The report lays down the chronology of the attack hoisted on Wilson. Between February 2013 and January 2014, Wilson received phishing emails that can be attributed to the SideWinder threat actor, the report has found. Whether the attack launched by SideWinder succeeded or not is unknown, the report states.

The Washington Post’s report states that in 2019, the Pakistani government had issued an advisory detailing attacks on its defense and government offices by SideWinder and called it “an Indian attacker”.

“The relationship between ModifiedElephant and SideWinder is unclear as only the timing and targets of their phishing emails overlap within our dataset,” the researchers claim. This, they say, could suggest that the attackers are “being provided with similar tasking by a controlling entity, or that they work in concert somehow”.

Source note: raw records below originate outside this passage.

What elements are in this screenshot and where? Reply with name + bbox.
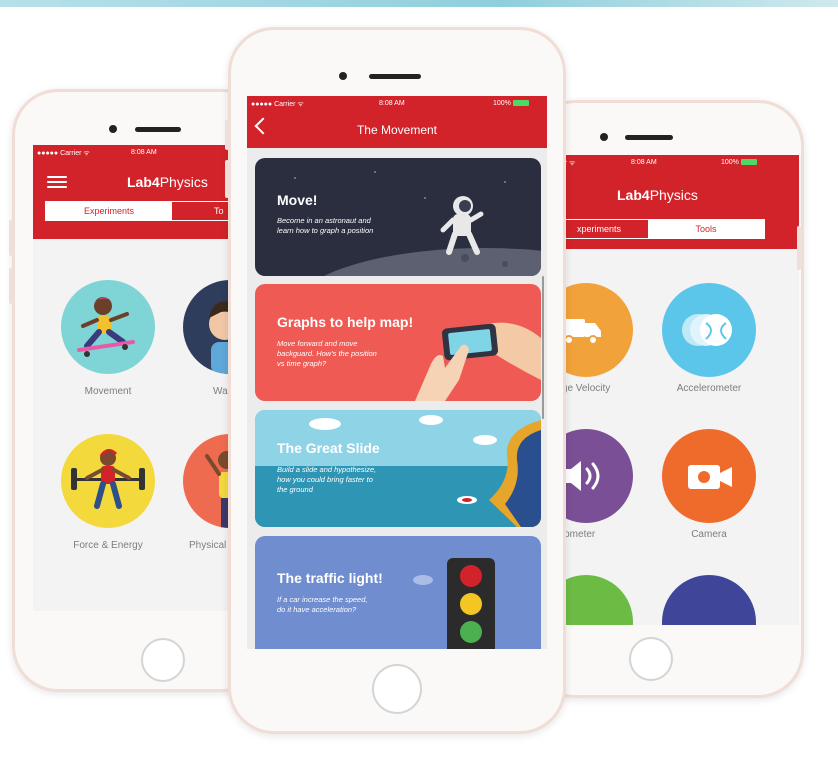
top-accent-bar <box>0 0 838 7</box>
home-button[interactable] <box>629 637 673 681</box>
traffic-light-illustration <box>413 558 495 649</box>
tab-experiments[interactable]: Experiments <box>46 202 172 220</box>
camera-label: Camera <box>691 529 727 540</box>
earpiece-speaker <box>135 127 181 132</box>
card-desc-line: vs time graph? <box>277 359 327 368</box>
force-energy-label: Force & Energy <box>73 540 143 551</box>
app-title-bold: Lab4 <box>617 187 650 203</box>
card-title: The traffic light! <box>277 570 383 586</box>
movement-circle[interactable] <box>61 280 155 374</box>
earpiece-speaker <box>369 74 421 79</box>
accelerometer-circle[interactable] <box>662 283 756 377</box>
side-button <box>9 220 13 256</box>
card-desc-line: Build a slide and hypothesize, <box>277 465 377 474</box>
front-camera <box>109 125 117 133</box>
side-button <box>9 268 13 304</box>
movement-label: Movement <box>84 386 132 397</box>
card-desc-line: how you could bring faster to <box>277 475 373 484</box>
card-desc-line: backguard. How's the position <box>277 349 377 358</box>
menu-icon[interactable] <box>47 176 67 188</box>
battery-percent: 100% <box>721 159 739 166</box>
status-bar: ●●●●● Carrier ᯤ 8:08 AM 100% <box>247 96 547 112</box>
skater-icon <box>77 297 135 357</box>
status-bar: rier ᯤ 8:08 AM 100% <box>553 155 799 171</box>
tab-experiments[interactable]: xperiments <box>553 220 648 238</box>
right-phone: rier ᯤ 8:08 AM 100% Lab4Physics xperimen… <box>530 100 804 698</box>
tool-circle-navy[interactable] <box>662 575 756 625</box>
right-screen: rier ᯤ 8:08 AM 100% Lab4Physics xperimen… <box>553 155 799 625</box>
waves-label: Wa <box>213 386 228 397</box>
card-move[interactable]: Move! Become in an astronaut and learn h… <box>255 158 541 276</box>
front-camera <box>339 72 347 80</box>
card-great-slide[interactable]: The Great Slide Build a slide and hypoth… <box>255 410 541 527</box>
carrier-label: ●●●●● Carrier ᯤ <box>37 150 90 157</box>
card-title: Graphs to help map! <box>277 314 414 330</box>
card-desc-line: learn how to graph a position <box>277 226 374 235</box>
tab-tools[interactable]: Tools <box>648 220 764 238</box>
side-button <box>225 120 229 150</box>
home-button[interactable] <box>372 664 422 714</box>
card-desc-line: the ground <box>277 485 313 494</box>
battery-icon <box>740 159 757 166</box>
app-header: rier ᯤ 8:08 AM 100% Lab4Physics xperimen… <box>553 155 799 249</box>
card-traffic-light[interactable]: The traffic light! If a car increase the… <box>255 536 541 649</box>
battery-label: 100% <box>721 159 757 166</box>
front-camera <box>600 133 608 141</box>
camera-circle[interactable] <box>662 429 756 523</box>
center-phone: ●●●●● Carrier ᯤ 8:08 AM 100% The Movemen… <box>228 27 566 734</box>
status-time: 8:08 AM <box>379 100 405 107</box>
card-desc-line: If a car increase the speed, <box>277 595 368 604</box>
battery-label: 100% <box>493 100 529 107</box>
card-desc-line: Become in an astronaut and <box>277 216 371 225</box>
card-graphs[interactable]: Graphs to help map! Move forward and mov… <box>255 284 541 401</box>
weightlifter-icon <box>71 449 145 509</box>
carrier-label: ●●●●● Carrier ᯤ <box>251 101 304 108</box>
side-button <box>225 160 229 198</box>
card-desc-line: do it have acceleration? <box>277 605 357 614</box>
app-title: Lab4Physics <box>127 174 208 190</box>
ball-motion-icon <box>682 314 732 346</box>
video-camera-icon <box>688 465 732 489</box>
status-time: 8:08 AM <box>631 159 657 166</box>
earpiece-speaker <box>625 135 673 140</box>
battery-icon <box>512 100 529 107</box>
app-title-bold: Lab4 <box>127 174 160 190</box>
nav-header: ●●●●● Carrier ᯤ 8:08 AM 100% The Movemen… <box>247 96 547 148</box>
card-title: The Great Slide <box>277 440 380 456</box>
app-title: Lab4Physics <box>617 187 698 203</box>
side-button <box>797 226 801 270</box>
card-title: Move! <box>277 192 318 208</box>
segmented-tabs: xperiments Tools <box>553 219 765 239</box>
app-title-light: Physics <box>159 174 208 190</box>
scrollbar[interactable] <box>542 276 544 419</box>
home-button[interactable] <box>141 638 185 682</box>
force-energy-circle[interactable] <box>61 434 155 528</box>
status-time: 8:08 AM <box>131 149 157 156</box>
card-desc-line: Move forward and move <box>277 339 358 348</box>
center-screen: ●●●●● Carrier ᯤ 8:08 AM 100% The Movemen… <box>247 96 547 649</box>
screen-title: The Movement <box>356 123 438 137</box>
accelerometer-label: Accelerometer <box>676 383 742 394</box>
battery-percent: 100% <box>493 100 511 107</box>
app-title-light: Physics <box>649 187 698 203</box>
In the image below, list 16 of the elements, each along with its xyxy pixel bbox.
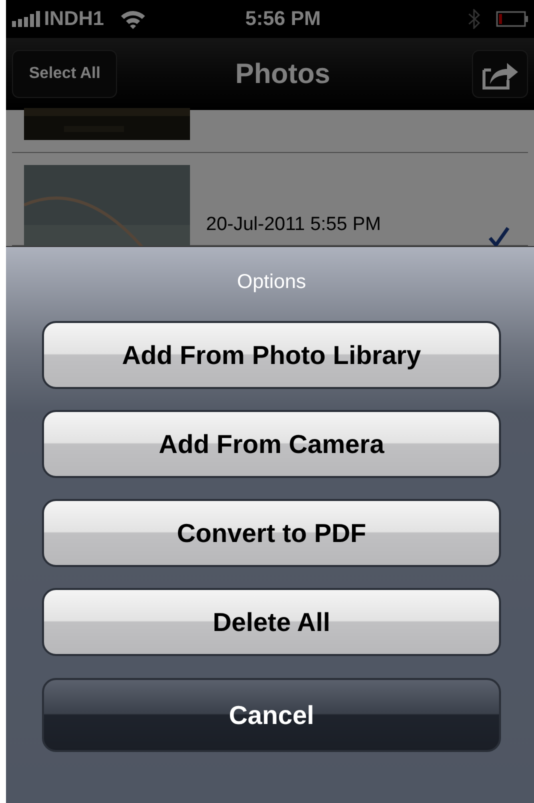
carrier-name: INDH1 bbox=[44, 7, 104, 32]
status-time: 5:56 PM bbox=[244, 7, 322, 32]
option-button[interactable]: Add From Camera bbox=[42, 410, 501, 478]
select-all-button[interactable]: Select All bbox=[12, 50, 118, 98]
signal-icon bbox=[12, 11, 40, 27]
option-button[interactable]: Add From Photo Library bbox=[42, 321, 501, 389]
share-button[interactable] bbox=[472, 50, 528, 98]
bluetooth-icon bbox=[468, 9, 480, 29]
photo-date: 20-Jul-2011 5:55 PM bbox=[206, 213, 382, 237]
nav-title: Photos bbox=[235, 57, 330, 91]
option-button[interactable]: Convert to PDF bbox=[42, 499, 501, 567]
cancel-button[interactable]: Cancel bbox=[42, 678, 501, 752]
battery-icon bbox=[496, 10, 528, 28]
wifi-icon bbox=[120, 9, 146, 29]
option-button[interactable]: Delete All bbox=[42, 588, 501, 656]
sheet-title: Options bbox=[236, 270, 307, 295]
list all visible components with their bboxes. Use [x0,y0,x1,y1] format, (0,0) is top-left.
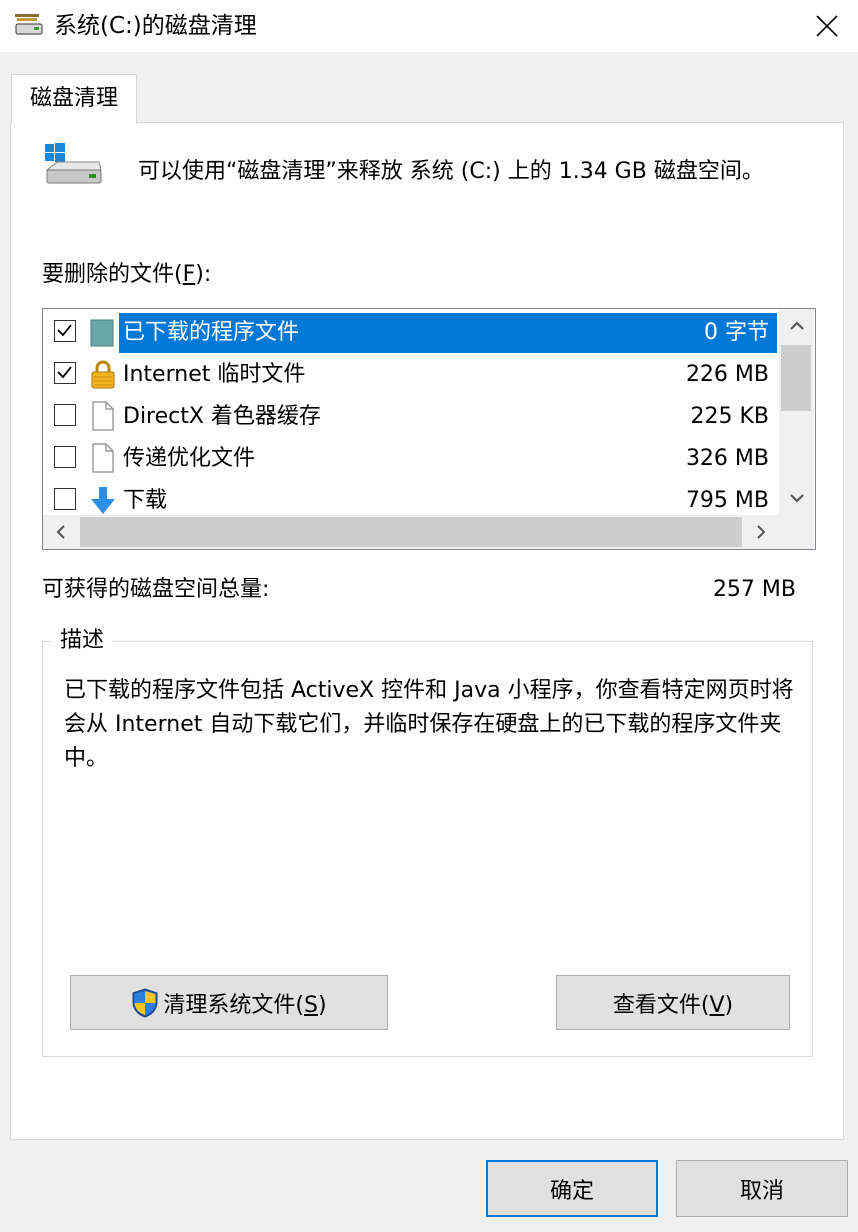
folder-icon [90,319,114,347]
lock-icon [91,360,115,389]
scroll-left-button[interactable] [43,515,79,549]
item-size: 326 MB [685,446,769,471]
vertical-scroll-thumb[interactable] [781,345,811,411]
scroll-up-button[interactable] [779,309,814,343]
chevron-left-icon [56,525,65,539]
title-bar: 系统(C:)的磁盘清理 [0,0,858,52]
file-icon [92,443,114,473]
description-text: 已下载的程序文件包括 ActiveX 控件和 Java 小程序，你查看特定网页时… [64,678,794,771]
tab-disk-cleanup[interactable]: 磁盘清理 [11,74,137,124]
item-name: 已下载的程序文件 [123,320,300,345]
files-to-delete-label: 要删除的文件(F): [42,262,212,287]
item-name: 传递优化文件 [123,446,256,471]
item-size: 0 字节 [704,320,769,345]
uac-shield-icon [132,987,158,1018]
list-item[interactable]: 已下载的程序文件 0 字节 [43,311,779,353]
view-files-label: 查看文件(V) [612,992,734,1018]
window-title: 系统(C:)的磁盘清理 [54,13,257,39]
checkbox-directx-shader-cache[interactable] [54,404,76,426]
checkbox-internet-temp-files[interactable] [54,362,76,384]
horizontal-scroll-thumb[interactable] [80,517,742,547]
chevron-up-icon [789,321,804,330]
horizontal-scrollbar[interactable] [43,515,814,549]
list-item[interactable]: Internet 临时文件 226 MB [43,353,779,395]
cancel-button[interactable]: 取消 [676,1160,848,1217]
chevron-down-icon [789,494,804,503]
item-name: DirectX 着色器缓存 [123,404,321,429]
chevron-right-icon [757,525,766,539]
item-size: 226 MB [685,362,769,387]
checkmark-icon [57,366,72,379]
checkbox-delivery-optimization-files[interactable] [54,446,76,468]
ok-button[interactable]: 确定 [486,1160,658,1217]
scroll-right-button[interactable] [743,515,779,549]
checkbox-downloads[interactable] [54,488,76,510]
free-space-info: 可以使用“磁盘清理”来释放 系统 (C:) 上的 1.34 GB 磁盘空间。 [138,159,764,184]
clean-system-files-label: 清理系统文件(S) [163,992,327,1018]
drive-icon [45,143,102,184]
download-arrow-icon [91,487,115,514]
total-space-value: 257 MB [712,577,796,602]
vertical-scrollbar[interactable] [779,309,814,515]
description-title: 描述 [52,625,113,657]
list-item[interactable]: 传递优化文件 326 MB [43,437,779,479]
list-item[interactable]: DirectX 着色器缓存 225 KB [43,395,779,437]
scroll-down-button[interactable] [779,481,814,515]
item-size: 225 KB [690,404,769,429]
files-list[interactable]: 已下载的程序文件 0 字节 Internet 临时文件 226 MB Direc… [42,308,816,550]
clean-system-files-button[interactable]: 清理系统文件(S) [70,975,388,1030]
view-files-button[interactable]: 查看文件(V) [556,975,790,1030]
checkmark-icon [57,324,72,337]
total-space-label: 可获得的磁盘空间总量: [42,577,270,602]
close-button[interactable] [796,0,858,52]
checkbox-downloaded-program-files[interactable] [54,320,76,342]
file-icon [92,401,114,431]
item-name: Internet 临时文件 [123,362,306,387]
close-icon [816,15,838,37]
disk-cleanup-app-icon [15,14,43,35]
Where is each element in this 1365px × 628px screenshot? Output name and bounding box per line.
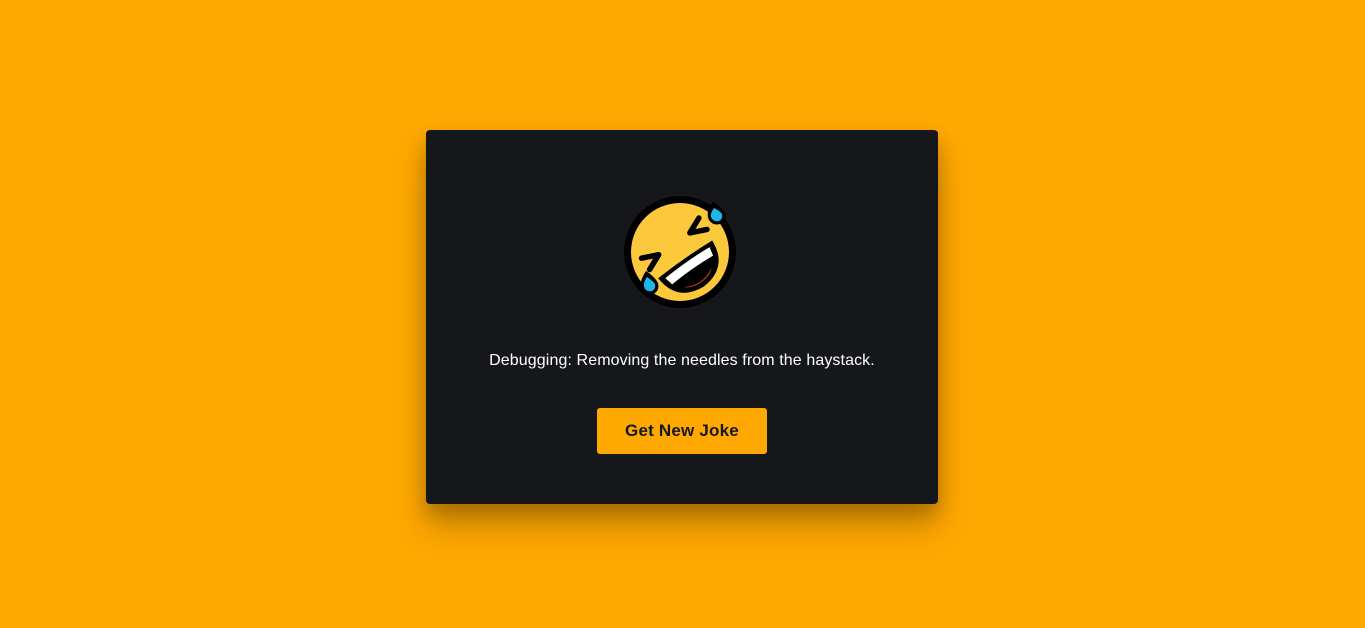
rolling-on-floor-laughing-icon xyxy=(623,193,741,311)
get-new-joke-button[interactable]: Get New Joke xyxy=(597,408,767,454)
joke-card: Debugging: Removing the needles from the… xyxy=(426,130,938,504)
joke-text: Debugging: Removing the needles from the… xyxy=(489,352,875,369)
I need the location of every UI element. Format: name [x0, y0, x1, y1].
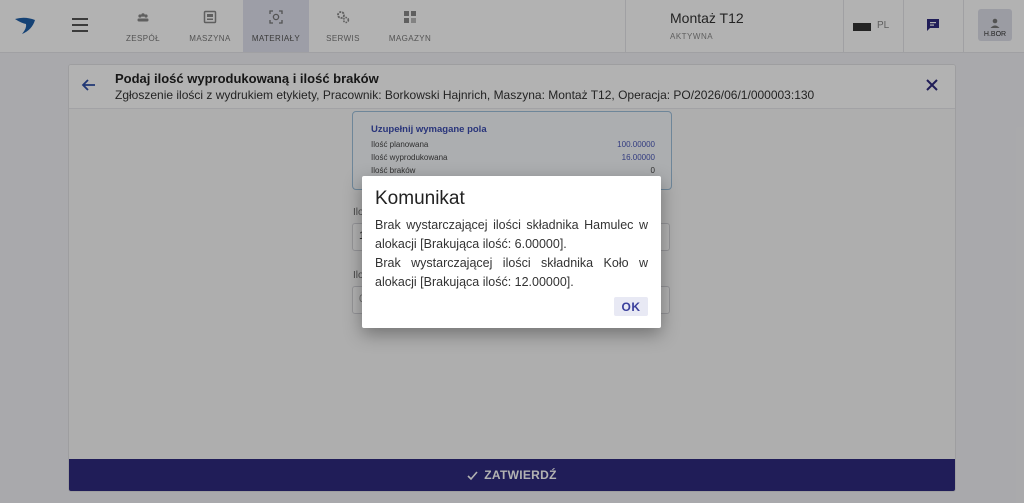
dialog-title: Komunikat: [375, 188, 465, 209]
dialog-message-line: Brak wystarczającej ilości składnika Ham…: [375, 218, 648, 251]
dialog-message: Brak wystarczającej ilości składnika Ham…: [375, 216, 648, 292]
dialog-message-line: Brak wystarczającej ilości składnika Koł…: [375, 256, 648, 289]
ok-button[interactable]: OK: [614, 297, 648, 316]
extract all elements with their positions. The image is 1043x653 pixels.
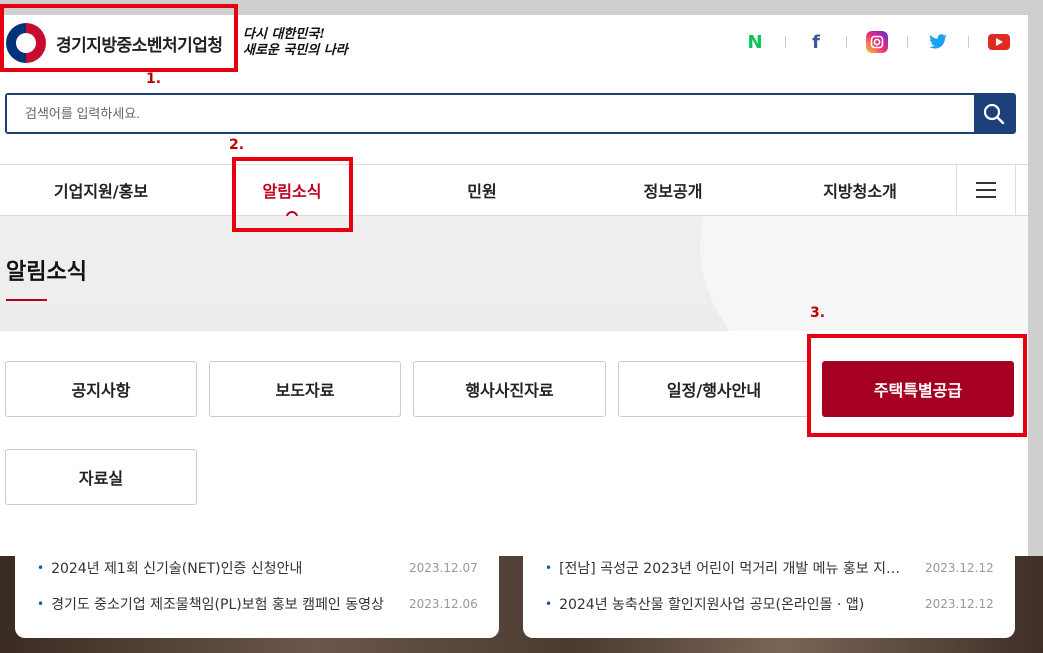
bullet-icon: • bbox=[37, 561, 45, 575]
divider bbox=[907, 36, 908, 48]
nav-item-public-info[interactable]: 정보공개 bbox=[582, 165, 764, 215]
list-item[interactable]: • [전남] 곡성군 2023년 어린이 먹거리 개발 메뉴 홍보 지… 202… bbox=[545, 556, 994, 580]
search-bar bbox=[5, 93, 1016, 134]
list-item[interactable]: • 2024년 제1회 신기술(NET)인증 신청안내 2023.12.07 bbox=[37, 556, 478, 580]
facebook-icon[interactable]: f bbox=[805, 31, 827, 53]
tab-schedule[interactable]: 일정/행사안내 bbox=[618, 361, 810, 417]
divider bbox=[968, 36, 969, 48]
title-underline bbox=[6, 299, 47, 301]
slogan-line: 새로운 국민의 나라 bbox=[243, 43, 348, 58]
twitter-icon[interactable] bbox=[927, 31, 949, 53]
bullet-icon: • bbox=[37, 597, 45, 611]
annotation-box bbox=[232, 157, 353, 232]
sns-links: N f bbox=[744, 31, 1010, 53]
submenu-header: 알림소식 bbox=[0, 216, 1028, 331]
news-title[interactable]: 경기도 중소기업 제조물책임(PL)보험 홍보 캠페인 동영상 bbox=[51, 594, 397, 614]
list-item[interactable]: • 2024년 농축산물 할인지원사업 공모(온라인몰 · 앱) 2023.12… bbox=[545, 592, 994, 616]
decorative-shape bbox=[700, 216, 1028, 331]
submenu-title: 알림소식 bbox=[6, 260, 87, 285]
news-date: 2023.12.07 bbox=[409, 561, 478, 575]
search-icon bbox=[983, 103, 1005, 124]
tab-archive[interactable]: 자료실 bbox=[5, 449, 197, 505]
tab-notice[interactable]: 공지사항 bbox=[5, 361, 197, 417]
hamburger-menu-icon[interactable] bbox=[956, 165, 1016, 215]
news-title[interactable]: 2024년 제1회 신기술(NET)인증 신청안내 bbox=[51, 558, 397, 578]
divider bbox=[785, 36, 786, 48]
nav-item-about[interactable]: 지방청소개 bbox=[764, 165, 956, 215]
bullet-icon: • bbox=[545, 561, 553, 575]
annotation-box bbox=[0, 4, 238, 72]
nav-item-civil-service[interactable]: 민원 bbox=[382, 165, 582, 215]
instagram-icon[interactable] bbox=[866, 31, 888, 53]
slogan: 다시 대한민국! 새로운 국민의 나라 bbox=[243, 27, 348, 59]
news-date: 2023.12.12 bbox=[925, 561, 994, 575]
main-navigation: 기업지원/홍보 알림소식 민원 정보공개 지방청소개 bbox=[0, 164, 1028, 223]
outer-backdrop bbox=[1028, 0, 1043, 556]
bullet-icon: • bbox=[545, 597, 553, 611]
news-card-left: • 2024년 제1회 신기술(NET)인증 신청안내 2023.12.07 •… bbox=[15, 556, 499, 638]
annotation-number: 1. bbox=[146, 71, 162, 87]
news-card-right: • [전남] 곡성군 2023년 어린이 먹거리 개발 메뉴 홍보 지… 202… bbox=[523, 556, 1015, 638]
tab-event-photos[interactable]: 행사사진자료 bbox=[413, 361, 606, 417]
news-title[interactable]: 2024년 농축산물 할인지원사업 공모(온라인몰 · 앱) bbox=[559, 594, 913, 614]
divider bbox=[846, 36, 847, 48]
annotation-number: 3. bbox=[810, 305, 826, 321]
annotation-number: 2. bbox=[229, 137, 245, 153]
news-date: 2023.12.12 bbox=[925, 597, 994, 611]
tab-press-release[interactable]: 보도자료 bbox=[209, 361, 401, 417]
annotation-box bbox=[807, 334, 1027, 437]
search-input[interactable] bbox=[7, 95, 974, 132]
youtube-icon[interactable] bbox=[988, 34, 1010, 50]
slogan-line: 다시 대한민국! bbox=[243, 27, 325, 42]
nav-item-business-support[interactable]: 기업지원/홍보 bbox=[0, 165, 202, 215]
news-date: 2023.12.06 bbox=[409, 597, 478, 611]
list-item[interactable]: • 경기도 중소기업 제조물책임(PL)보험 홍보 캠페인 동영상 2023.1… bbox=[37, 592, 478, 616]
naver-icon[interactable]: N bbox=[744, 31, 766, 53]
search-button[interactable] bbox=[974, 95, 1014, 132]
news-title[interactable]: [전남] 곡성군 2023년 어린이 먹거리 개발 메뉴 홍보 지… bbox=[559, 558, 913, 578]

Several dozen emails, all tailor-made to suit Wilson’s interest, were sent to him from familiar-looking email addresses of activists he knew. These emails carried “malware designed to infiltrate his computer.”

ModifiedElephant, SentinelOne has found, had sent emails with documents or attachments that carried commercially-available malware like NetWire and DarkComet. SentinelOne, supporting the earlier findings by Arsenal claims that Wilson received at least 32 emails from ModifiedElephant. Netwire was used not just to target Wilson but many other human rights defenders and a Mumbai-based journalist in 2019, according to the Amnesty International’s report.

Another crucial finding in the report points to the hacking group called Hangover.

At least two web domains used by ModifiedElephant for sending phishing emails to Wilson were linked to Hangover, SentinelOne says. The Washington Post’s report points to Hangover’s involvement in an alleged attack on Norway’s state-owned telecom company in 2013.

Snorre Fagerland, a Norwegian cybersecurity researcher who co-wrote a 2013 report on Hangover, told The Washington Post that “the newest details about the campaign against Wilson contribute to a better understanding of the ties between attackers who may be operating in India and targeting foreign adversaries and domestic dissidents alike”.

The Elgar Parishad case (also known as the Bhima Koregaon case) has offered a revealing perspective into the world of a threat actor willing to place significant time and resources into seeking the disruption of those with opposing views, SentinelOne says.

The report, like all of them in the past, has stated that many questions about this threat actor and their operations remain. “However, one thing is clear: Critics of authoritarian governments around the world must carefully understand the technical capabilities of those who would seek to silence them,” the researcher concluded in the report.